Sandy Hutchins, Sports Editor

The next fruit up on the list is also a lesser known and underappreciated gem, the durian. For those of you who have never heard of the durian, it is a very large fruit that can be upward of a foot across and can weigh over seven pounds. The durian is typically a brownish green colored fruit that is covered with thorns with flesh that is typically yellow to red. The most famous or infamous thing the durian is known for, depending on the person, is its smell, which is extremely pungent. This smell has been described as sweet by some and a rotten mixture of bad onions, turpentine and raw sewage by others. This odor can linger for several days, which has led to its banishment from hotels and public transportation in Southeast Asia.

Despite its odor, the durian is used in a variety of sweet edibles such as Malay candy. Durian ice cream is also a very popular dessert in Indonesia. Not only is it limited to desserts, but it is also included in a variety of soups, rice dishes and even curries.

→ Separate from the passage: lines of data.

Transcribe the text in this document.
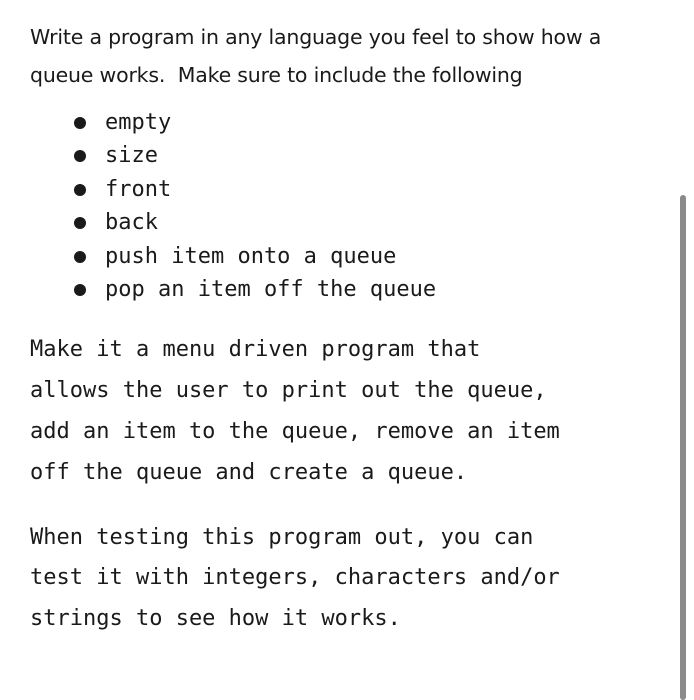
Write a program in any language you feel to show how a
queue works.  Make sure to include the following

empty
size
front
back
push item onto a queue
pop an item off the queue

Make it a menu driven program that
allows the user to print out the queue,
add an item to the queue, remove an item
off the queue and create a queue.

When testing this program out, you can
test it with integers, characters and/or
strings to see how it works.
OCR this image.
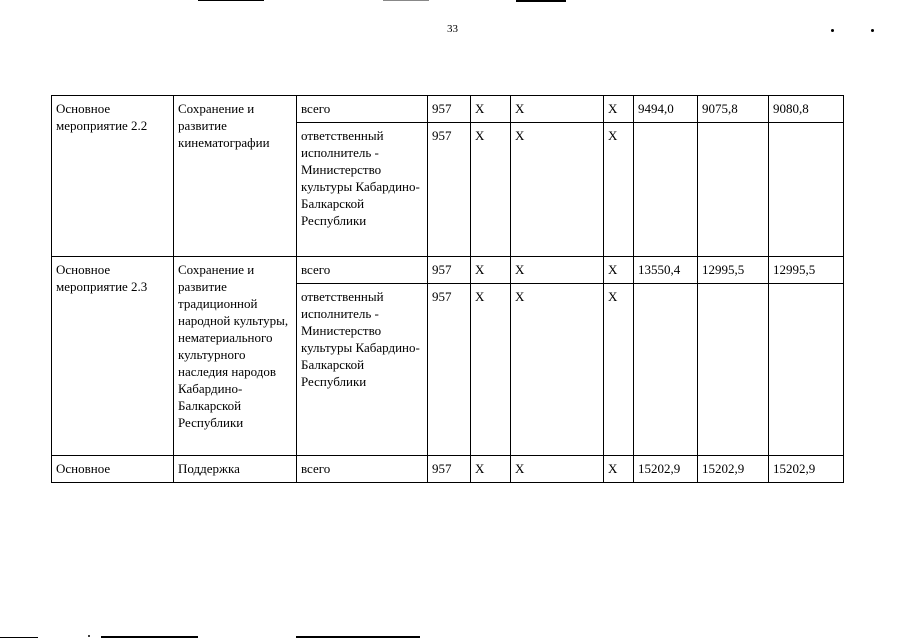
33
Основное мероприятие 2.2	Сохранение и развитие кинематографии	всего	957	X	X	X	9494,0	9075,8	9080,8
		ответственный исполнитель - Министерство культуры Кабардино-Балкарской Республики	957	X	X	X			
Основное мероприятие 2.3	Сохранение и развитие традиционной народной культуры, нематериального культурного наследия народов Кабардино-Балкарской Республики	всего	957	X	X	X	13550,4	12995,5	12995,5
		ответственный исполнитель - Министерство культуры Кабардино-Балкарской Республики	957	X	X	X			
Основное	Поддержка	всего	957	X	X	X	15202,9	15202,9	15202,9
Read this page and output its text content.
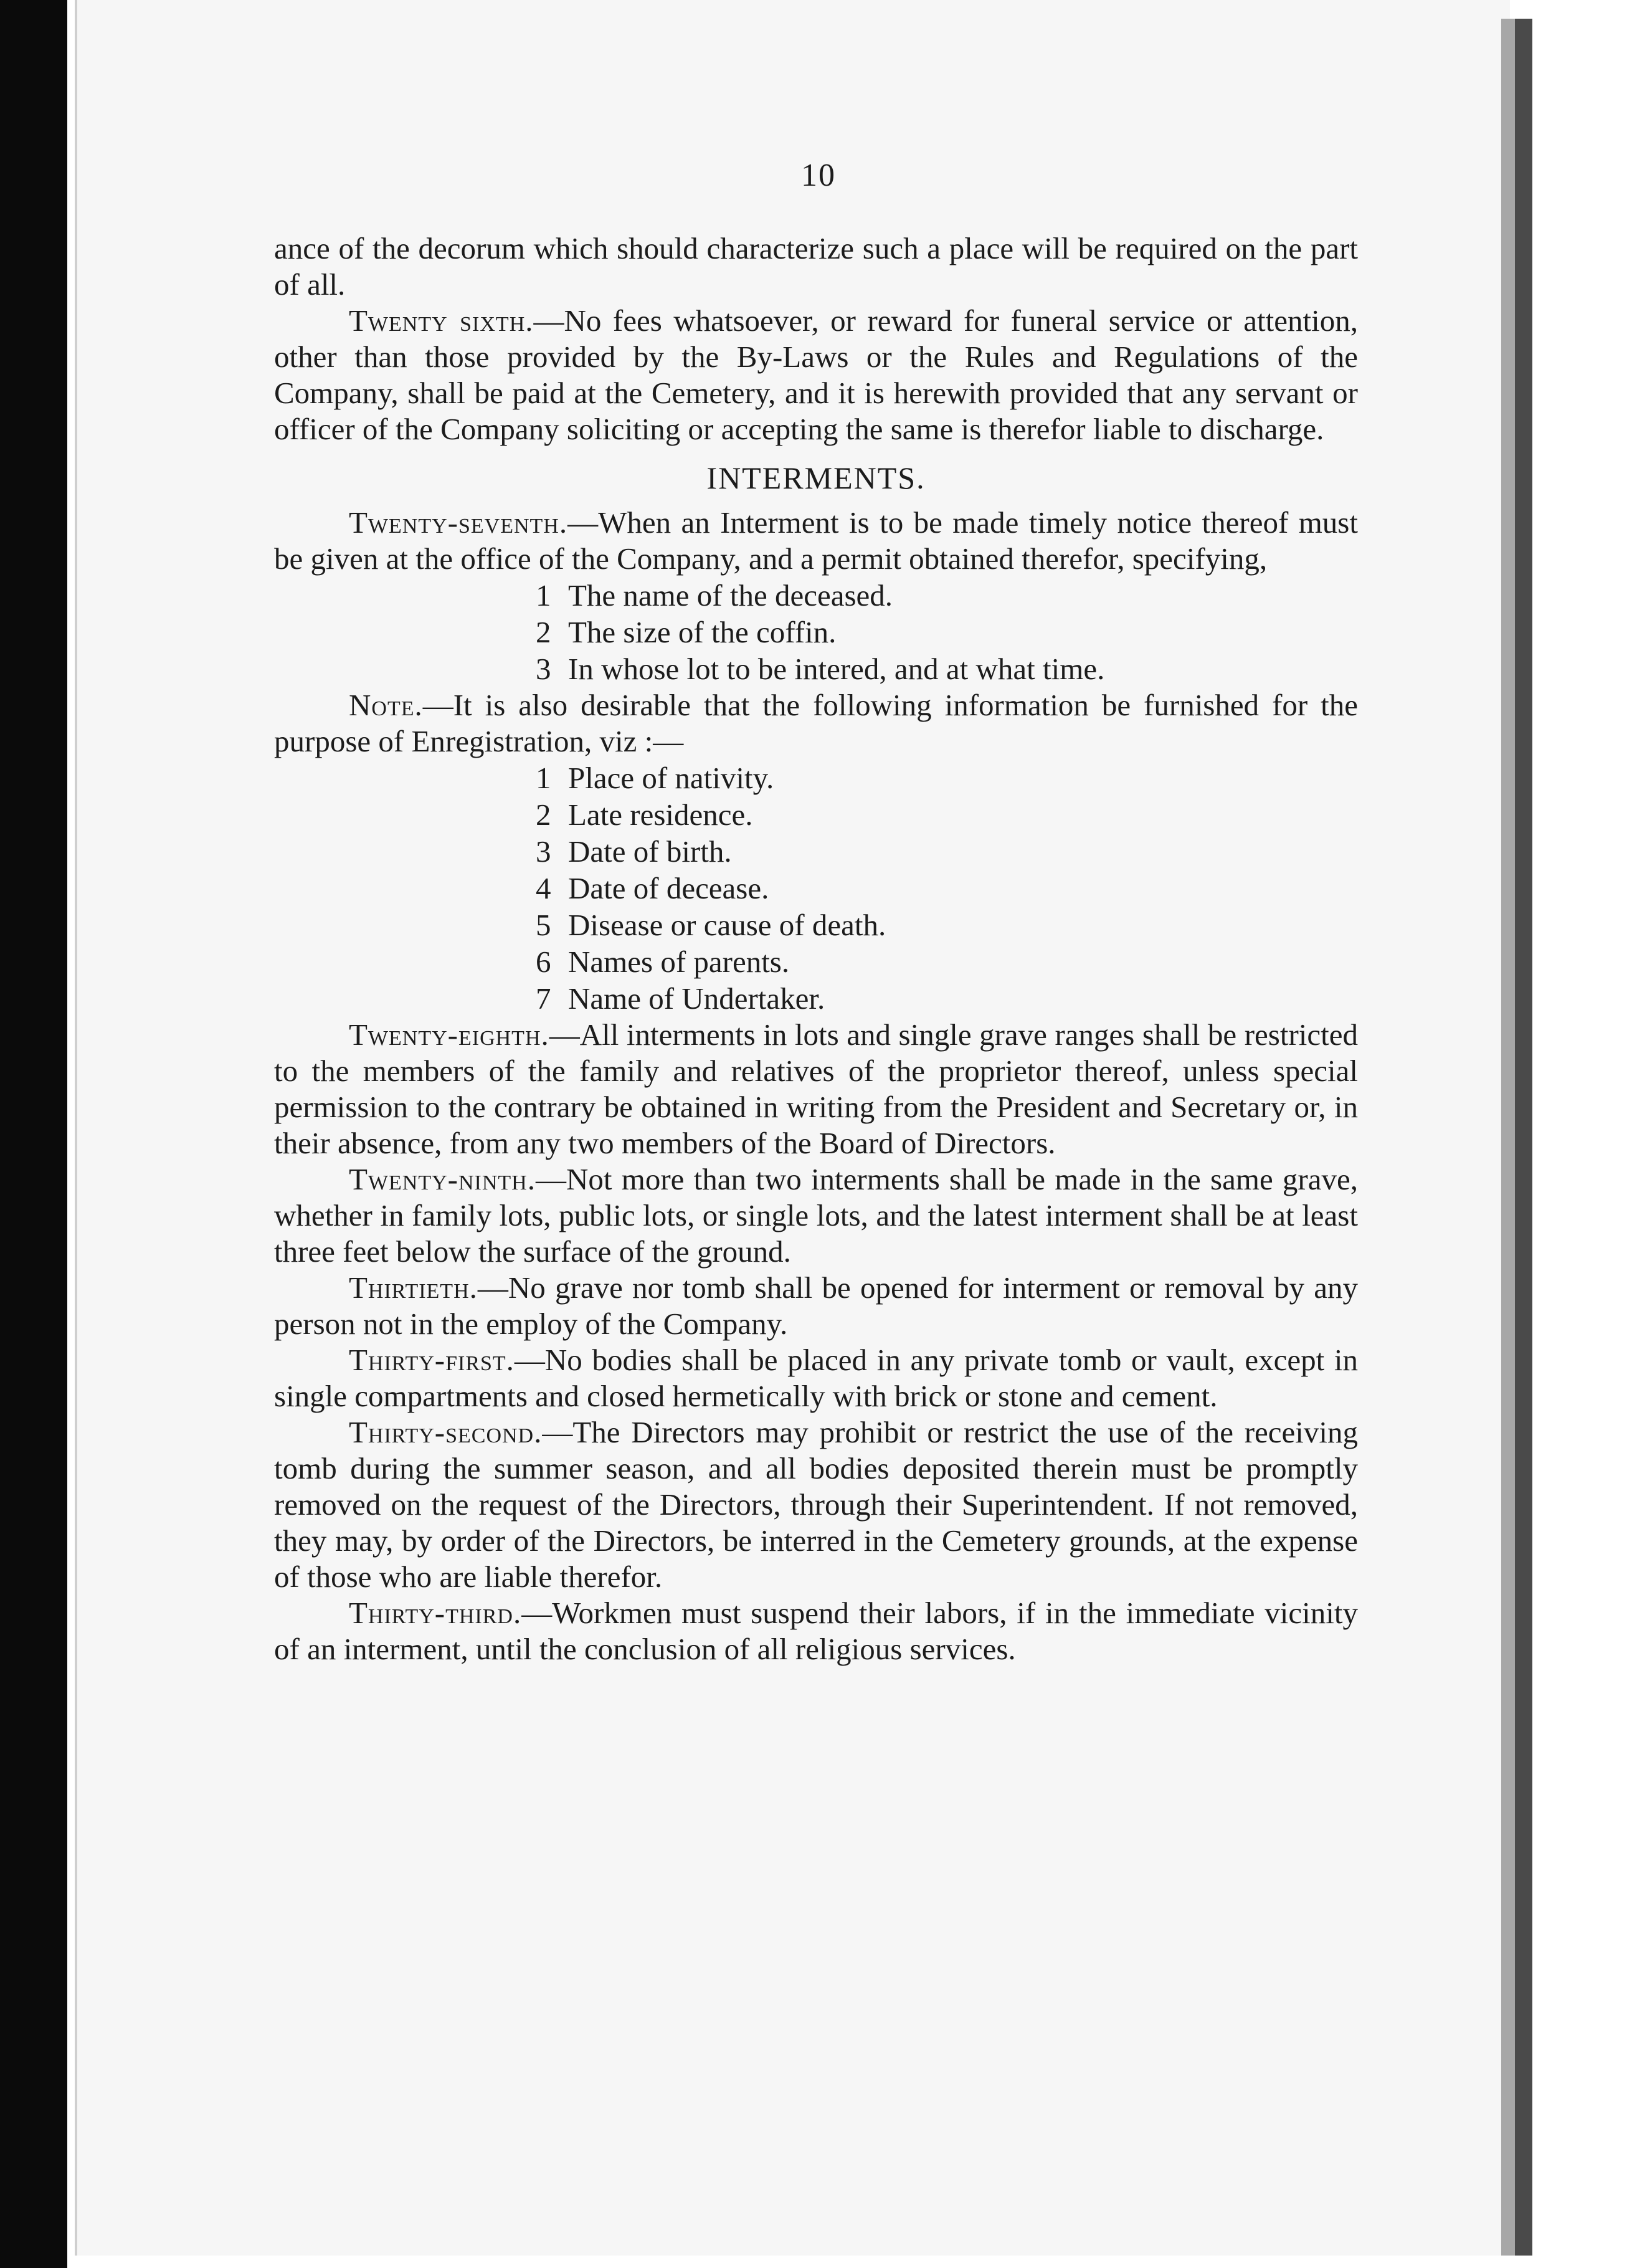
10

ance of the decorum which should characterize such a place will be required on the part of all.

Twenty sixth.—No fees whatsoever, or reward for funeral service or attention, other than those provided by the By-Laws or the Rules and Regulations of the Company, shall be paid at the Cemetery, and it is herewith provided that any servant or officer of the Company soliciting or accepting the same is therefor liable to discharge.

INTERMENTS.

Twenty-seventh.—When an Interment is to be made timely notice thereof must be given at the office of the Company, and a permit obtained therefor, specifying,

1 The name of the deceased.
2 The size of the coffin.
3 In whose lot to be intered, and at what time.

Note.—It is also desirable that the following information be furnished for the purpose of Enregistration, viz :—

1 Place of nativity.
2 Late residence.
3 Date of birth.
4 Date of decease.
5 Disease or cause of death.
6 Names of parents.
7 Name of Undertaker.

Twenty-eighth.—All interments in lots and single grave ranges shall be restricted to the members of the family and relatives of the proprietor thereof, unless special permission to the contrary be obtained in writing from the President and Secretary or, in their absence, from any two members of the Board of Directors.

Twenty-ninth.—Not more than two interments shall be made in the same grave, whether in family lots, public lots, or single lots, and the latest interment shall be at least three feet below the surface of the ground.

Thirtieth.—No grave nor tomb shall be opened for interment or removal by any person not in the employ of the Company.

Thirty-first.—No bodies shall be placed in any private tomb or vault, except in single compartments and closed hermetically with brick or stone and cement.

Thirty-second.—The Directors may prohibit or restrict the use of the receiving tomb during the summer season, and all bodies deposited therein must be promptly removed on the request of the Directors, through their Superintendent. If not removed, they may, by order of the Directors, be interred in the Cemetery grounds, at the expense of those who are liable therefor.

Thirty-third.—Workmen must suspend their labors, if in the immediate vicinity of an interment, until the conclusion of all religious services.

The durian, like most other fruits, also has a very deep history. This unique fruit originates from the region of Borneo and Sumatra and grew wild in the Malay Peninsula. It was cultivated from India and New Guinea, and over 400 years ago it was traded across Myanmar and became widely cultivated in Thailand and South Vietnam. The Europeans did not discover this fruit until the 15th century when Niccolo Da Conti traveled to Sumatra. Recently the demand for the durian has gone up drastically as Asia’s affluence has increased.

The durian is one of the most unique fruits out there and so fittingly, it has earned the nickname of the “King of the Fruits” due to its intimidating look and size and the pungent smell it gives off. While uncommon in America, it is something everyone should try once.